É interessante que os vilões normalmente tenham planos, e os grandes vilões grandes planos, enquanto os heróis sejam muito mais reativos. Raramente há um plano para atingir a paz total, o bem estar social, ou a liga da vigilância, por exemplo. Muitas vezes os heróis encarnam o status quo, tomando para si a tarefa de defendê-lo contra a mudança, de reagir contra sua deterioração, de amenizar sua decadência. Inclusive de, ao tomar conhecimento de grandes planos, escolher o lado mais próximo à intuição e ao improviso. Nesse movimento, logística e vilania são conectadas, e o vilão pode tomar um ar de semi-deus, daquele que consegue unir projeto e objetivos, que conseguiria intervir efetivamente na realidade. Mas almejar ao divino, à um plano total, seria intervir demais, seria ultrapassar o limite aceitável do que um indivíduo não enredado ao social estabelecido pode fazer. Muitas vezes inclusive, isso explica o caráter incorruptível de alguns vilões, que só jogam o jogo da podridão social na medida em que ele é exigido pelo seu plano, nunca cedendo à corrupção que integra socialmente, esta mesquinha e burocrática.

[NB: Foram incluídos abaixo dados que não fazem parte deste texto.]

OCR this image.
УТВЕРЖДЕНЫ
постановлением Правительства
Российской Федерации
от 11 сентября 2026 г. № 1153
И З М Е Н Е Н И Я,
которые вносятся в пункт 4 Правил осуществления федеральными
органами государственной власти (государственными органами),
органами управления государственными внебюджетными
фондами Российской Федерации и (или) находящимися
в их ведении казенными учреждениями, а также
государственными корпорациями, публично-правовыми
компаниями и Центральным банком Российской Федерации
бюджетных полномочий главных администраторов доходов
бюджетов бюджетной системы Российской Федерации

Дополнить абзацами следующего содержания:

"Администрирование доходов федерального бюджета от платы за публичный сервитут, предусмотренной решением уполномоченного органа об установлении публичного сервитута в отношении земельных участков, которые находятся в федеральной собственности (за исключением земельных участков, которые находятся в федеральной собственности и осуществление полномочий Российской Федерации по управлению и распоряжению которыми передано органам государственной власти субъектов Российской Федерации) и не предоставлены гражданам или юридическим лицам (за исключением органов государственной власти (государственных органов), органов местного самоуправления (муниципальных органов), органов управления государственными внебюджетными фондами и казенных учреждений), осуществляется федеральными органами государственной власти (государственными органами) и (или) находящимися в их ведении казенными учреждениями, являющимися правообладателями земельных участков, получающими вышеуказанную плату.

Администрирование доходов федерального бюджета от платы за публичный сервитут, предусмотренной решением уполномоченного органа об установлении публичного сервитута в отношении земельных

Penso ser interessante quando aparece um vilão que deseja intervir, mas percebe a dificuldade real de intervir na escala que ele almejaria. Ele precisa começar de algum lugar, e sua trajetória será cheia de reavaliações e de reviravoltas. Um vilão não necessariamente é um vetor de modernização ou primitivização que procura fazer tabula rasa na sociabilidade. Ele certamente quer fazer uma diferença, e de um modo não socialmente aceito. Mas, como pessoa enfrentando os desafios envolvidos em sua trajetória, ele vai não apenas resolver problemas, mas reavaliá-los, descobrir novos e ter de conviver com eles. Acabar por perder o objetivo de vista ou modificá-lo, ou ainda nem conseguir dar corpo ao mesmo, não o impede de ser vil. É o que penso. Conseguem pensar exemplos e contra-exemplos?
Exemplo: Voldemort, um vilão planejador e incorruptível dentro de sua lógica. Certamente quer um mundo do jeito dele e com ele sendo o grande soberano. Ele diz que tudo está acontecendo como ele planejou, mas claramente algumas coisas saem de controle e ele tem que fazer alterações. Isso de não conseguir dar corpo aos seus objetivos é o que no final faz ele se desesperar e sair agindo que nem um doido (já fora de seus scripts) pra tentar matar o Harry Potter.
Contra-exemplo: O Smith, do Matrix, também é um vilão que age segunda uma lógica bem incorruptível depois que ele é “libertado” pelo Neo. Só que eu acho que ele não é um grande planejador, ele é bem improvisador. Ele age que nem um vírus. Depois que ele toma a Profeta, ele passa a agir de acordo com visões, segundo o “destino” (isso o Voldemort tem também – visões do futuro), mas no final ele não entende porque ele não consegue acabar com o Neo e se desespera. Aí ele volta a improvisar e transforma o Neo nele mesmo, se destruindo pq ele anulou o antagonismo que dava existência a ele.